Management now needs to be replaced with meaningful leadership across the entire sector to create an environment of “distributed decision-making” that becomes a more devolved system inclusive of academics’ voices, knowledge and ideas: “what would make my life work immediately better is being trusted more, being…monitored less…being allowed to…decide on strategy and what it is that we do as an academic and as an expert rather than being put into a position in which we have to enforce or…translate strategies that are…thought up and decided somewhere else.” Doing this could create stronger links between all staff and students of the university where they feel not just listened to, but valued.
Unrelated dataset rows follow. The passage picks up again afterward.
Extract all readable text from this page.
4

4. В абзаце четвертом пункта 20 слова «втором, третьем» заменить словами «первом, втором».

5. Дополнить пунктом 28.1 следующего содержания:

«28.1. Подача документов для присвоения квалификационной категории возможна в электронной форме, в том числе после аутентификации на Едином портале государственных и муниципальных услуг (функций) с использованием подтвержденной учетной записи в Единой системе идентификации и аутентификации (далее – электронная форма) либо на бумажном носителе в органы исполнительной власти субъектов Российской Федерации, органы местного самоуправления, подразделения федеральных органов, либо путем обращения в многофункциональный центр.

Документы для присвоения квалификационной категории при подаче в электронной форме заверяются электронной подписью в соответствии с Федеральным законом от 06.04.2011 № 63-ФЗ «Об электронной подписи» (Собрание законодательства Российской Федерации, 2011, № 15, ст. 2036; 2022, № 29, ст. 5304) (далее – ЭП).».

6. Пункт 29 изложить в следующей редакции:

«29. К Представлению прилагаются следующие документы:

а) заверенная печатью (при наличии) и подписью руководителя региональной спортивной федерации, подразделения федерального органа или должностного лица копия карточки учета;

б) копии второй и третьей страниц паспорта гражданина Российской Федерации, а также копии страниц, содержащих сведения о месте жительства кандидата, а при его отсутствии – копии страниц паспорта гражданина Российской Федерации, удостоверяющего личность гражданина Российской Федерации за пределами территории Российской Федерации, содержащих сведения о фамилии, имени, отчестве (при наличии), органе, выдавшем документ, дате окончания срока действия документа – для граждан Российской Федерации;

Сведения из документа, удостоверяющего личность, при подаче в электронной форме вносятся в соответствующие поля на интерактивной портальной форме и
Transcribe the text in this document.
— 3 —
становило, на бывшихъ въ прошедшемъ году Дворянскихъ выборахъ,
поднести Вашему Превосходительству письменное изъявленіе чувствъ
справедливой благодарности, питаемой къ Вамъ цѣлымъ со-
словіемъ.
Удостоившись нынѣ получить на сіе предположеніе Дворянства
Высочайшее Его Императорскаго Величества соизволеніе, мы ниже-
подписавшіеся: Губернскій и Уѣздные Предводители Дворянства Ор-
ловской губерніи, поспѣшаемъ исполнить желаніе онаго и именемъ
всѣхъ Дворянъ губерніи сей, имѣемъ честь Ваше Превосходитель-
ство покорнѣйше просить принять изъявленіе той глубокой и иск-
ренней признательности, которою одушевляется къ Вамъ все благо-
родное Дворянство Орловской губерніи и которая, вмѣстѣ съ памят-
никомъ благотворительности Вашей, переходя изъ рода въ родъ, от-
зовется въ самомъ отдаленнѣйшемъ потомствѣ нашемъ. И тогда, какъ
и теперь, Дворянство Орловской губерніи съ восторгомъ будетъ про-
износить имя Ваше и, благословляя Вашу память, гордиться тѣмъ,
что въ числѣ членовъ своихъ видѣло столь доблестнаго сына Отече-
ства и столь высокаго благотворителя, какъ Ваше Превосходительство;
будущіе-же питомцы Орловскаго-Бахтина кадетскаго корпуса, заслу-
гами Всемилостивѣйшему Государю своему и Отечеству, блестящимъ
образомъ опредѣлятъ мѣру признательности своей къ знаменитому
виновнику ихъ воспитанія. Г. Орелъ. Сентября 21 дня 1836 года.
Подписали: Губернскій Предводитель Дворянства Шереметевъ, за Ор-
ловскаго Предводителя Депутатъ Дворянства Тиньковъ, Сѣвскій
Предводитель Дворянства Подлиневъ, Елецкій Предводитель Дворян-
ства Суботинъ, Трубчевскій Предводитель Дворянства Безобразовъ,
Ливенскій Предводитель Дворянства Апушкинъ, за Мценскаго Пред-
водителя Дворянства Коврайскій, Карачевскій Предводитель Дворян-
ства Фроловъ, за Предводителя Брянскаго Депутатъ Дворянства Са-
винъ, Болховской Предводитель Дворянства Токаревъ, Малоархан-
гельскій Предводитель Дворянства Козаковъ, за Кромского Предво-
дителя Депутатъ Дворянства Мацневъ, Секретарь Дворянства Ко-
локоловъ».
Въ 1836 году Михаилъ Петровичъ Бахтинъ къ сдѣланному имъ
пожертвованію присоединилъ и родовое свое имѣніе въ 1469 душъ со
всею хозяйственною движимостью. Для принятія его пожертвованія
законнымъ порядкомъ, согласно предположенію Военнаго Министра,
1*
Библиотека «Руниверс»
A key element to rethink here are the measures and metrics that govern our universities’ directions, particularly the NSS, TEF, REF and: “whatever the hell else is going to come next.” This is going to require not only a shift, but a complete transformation in political discourse: “I’d like to see them put a lot more money into universities and to really celebrate universities and not to see them as some kind of massive drain that only exists in order to help people get better paying jobs afterwards because that’s not the point of university.” In fact, in the spirit of collegiality and something many of us in the sector know already, summed up here is that “all universities in the UK are very decent.” This echoes the chorus found at the 2018 Strikes for change through humanised higher education that doesn’t have to be a competitive wheel peddling the market cogs to ensure the customer gets what they paid for.

Since this research project, the issues that hung in the air unresolved sparked further strike action, moving from ‘just’ pensions to tackling pay, workload, equity and casualisation (UCU 2020). We are now in a global health pandemic, but standing at the same junction. We can stand together and continue the chorus, even politicians have praised Universities’ efforts in their response to COVID-19. Or we can fall back into competition, which with a lack of actual commitment in funds from the government, may become more fierce in the scramble over what to do with lost revenues. Change is coming: many predict a potential collapse of the model for some universities – will it force change or increase growth of neoliberal agenda?